Interest rates have
dropped, and when interest rates change they directly impact home buyers and
sellers.
Why did the interest
rates drop?
At the end of October,
interest rates dropped .25% to approximately 4.0% on a typical 30 year fixed
mortgage. The rates decreased due to the recent downturn of the
stock market. Once the market recovers, you will see the interest
rates go back up to 4.25% – 4.35%.
How much longer can we
expect to see these historical low rates?
Mortgage interest rates
will stay low as long as the economy is sluggish and inflation is low. The
feds have kept the base lending limit at 0% much longer than it was anticipated,
which has kept mortgage interest rates lower. This is partially due
to the recovery of the economy after the Great Recession. Although
our politicians boast how well the economy is doing, from a personal
experience, I see a lot of families still going through financial stress.

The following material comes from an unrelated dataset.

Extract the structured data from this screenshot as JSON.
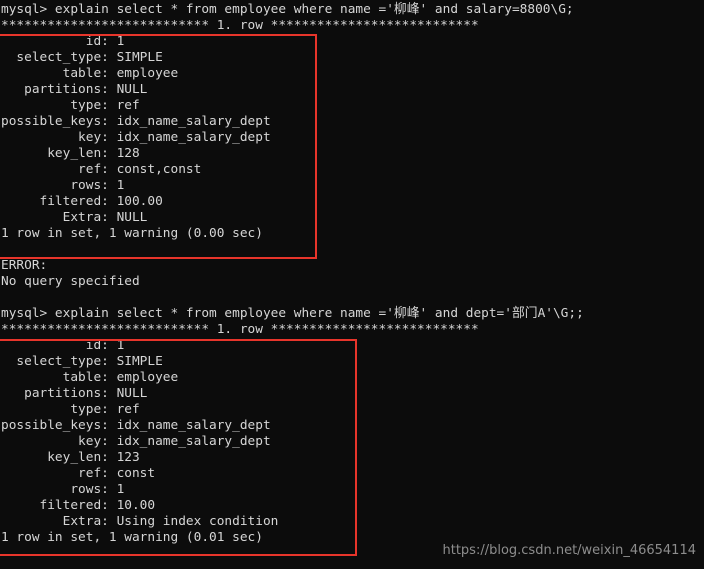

Once
we see two or three consecutive quarters of economic growth, you will begin
hearing rumors about the feds increasing the base interest rate. Once
the base interest rate increases, mortgage interest rates will also go up.
What do lower interest
rates mean to you as a homeowner?
If interest rates
increase, the average home buyer will not be able to purchase the same maximum
loan amount and will have to lower their purchase price. This could
possibly mean the average home value decreasing slightly.